The
Collins WordbanksOnline English corpus is composed of 56 million words
of contemporary written and spoken text. To get a flavour of the type of
linguistic data that a corpus like this can provide, you can type in some
simple queries here and get a display of concordance lines from the corpus. The
query syntax
allows you to specify word combinations, wildcards, part-of-speech tags, and so
on.
Note that output from this demo
facility will be restricted to 40 lines of concordance. The lines to be
displayed will be selected on an every-Nth basis.
Note that output from this demo
facility will be restricted to 100 collocates. These will be the statistically
most significant ones according to the score you have selected.
A
query is made up of one or more terms
concatenated with a +
symbol. E.g.hell+hole
would search for the word
"hell" immediately followed by the word "hole".

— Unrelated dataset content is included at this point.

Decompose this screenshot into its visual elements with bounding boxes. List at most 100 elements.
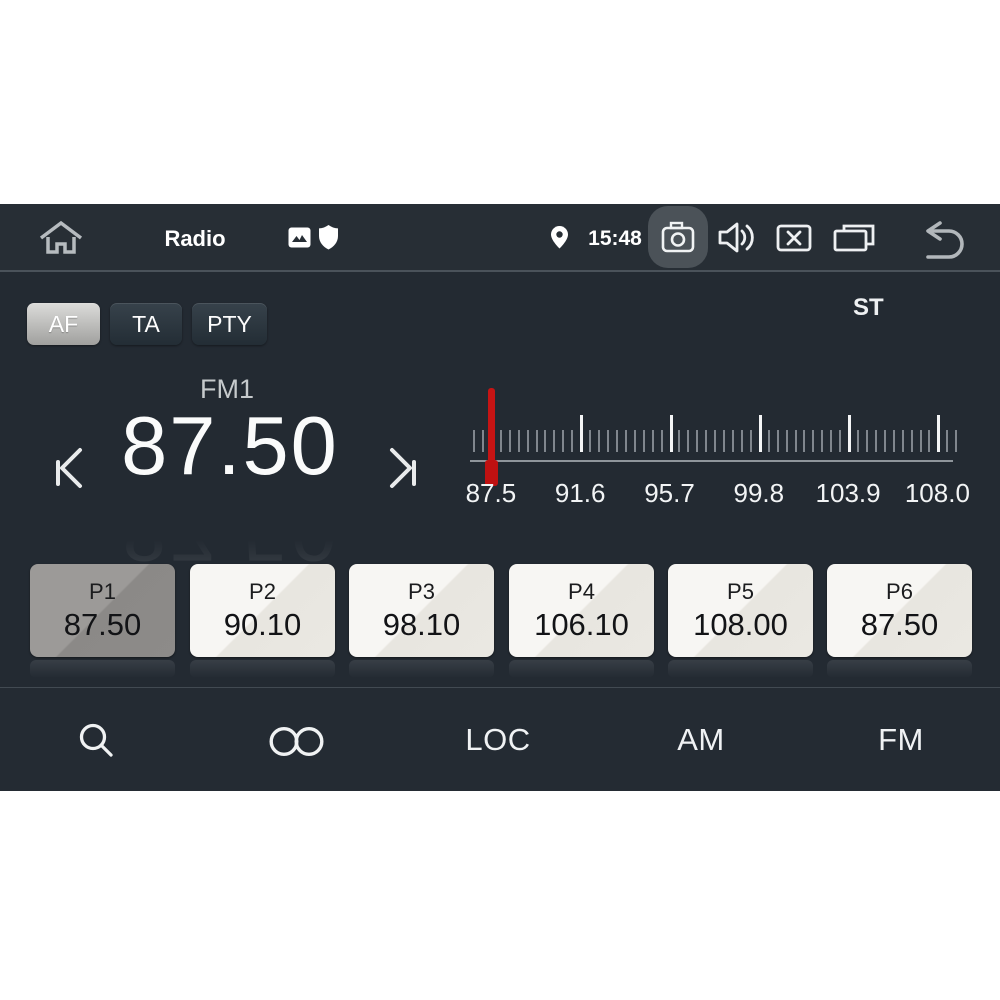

Terms may be made up of simple
alphabetic strings, optionally modified with a trailing asterisk or 'at'-symbol,
concatenated and separated by vertical bars, or followed by an oblique stroke
and a part-of-speech tag.
The
plus may be modified with a preceding number to indicate the maximum
number of intervening words. E.g. dog+4bark
will search for
"dog" followed by "bark" with up to 4 words intervening.
An
at-sign (@) appended to a string of letters causes the software to expand the
wordform preceding the @ symbol into a set of inflected forms. For example, the
query blew@+away
will search for the set of
words blow
blows blowing blew
followed by the word away
.
An
asterisk appended to a string of letters indicates a wildcard match for all
characters at the end of a word. Be careful with this feature: in a large
corpus there are a surprising number of matching words for any given prefix
string. Using cut*
to get instances of "cut", "cuts" and
"cutting" is probably a bad idea.
Words
(or wildcard words) can be strung together with vertical bars to match an
explicit set of words. E.g. cut|cuts|cutting
The
corpus has been tagged automatically with a statistical tagger. You can specify
a search on word/TAG combinations by appending an oblique stroke and a
part-of-speech tag. POS tags must be in uppercase. Here are some major POS
tags:
NOUN a macro tag: stands for any noun tag
VERB a macro tag: stands for any verb tag
NN common noun
NNS noun plural
JJ adjective
AT definite and indefinite article
RB adverb
VB base-form verb
VBN past participle verb
VBG -ing form verb
VBD past tense verb
Word sets, wildcards and
part-of-speech tags can be combined within a term. The vertical bar binds more
tightly than the oblique stroke, so that fool|fools|fooling|fooled/VERB
matches these four words when
any of them occurs as a verb.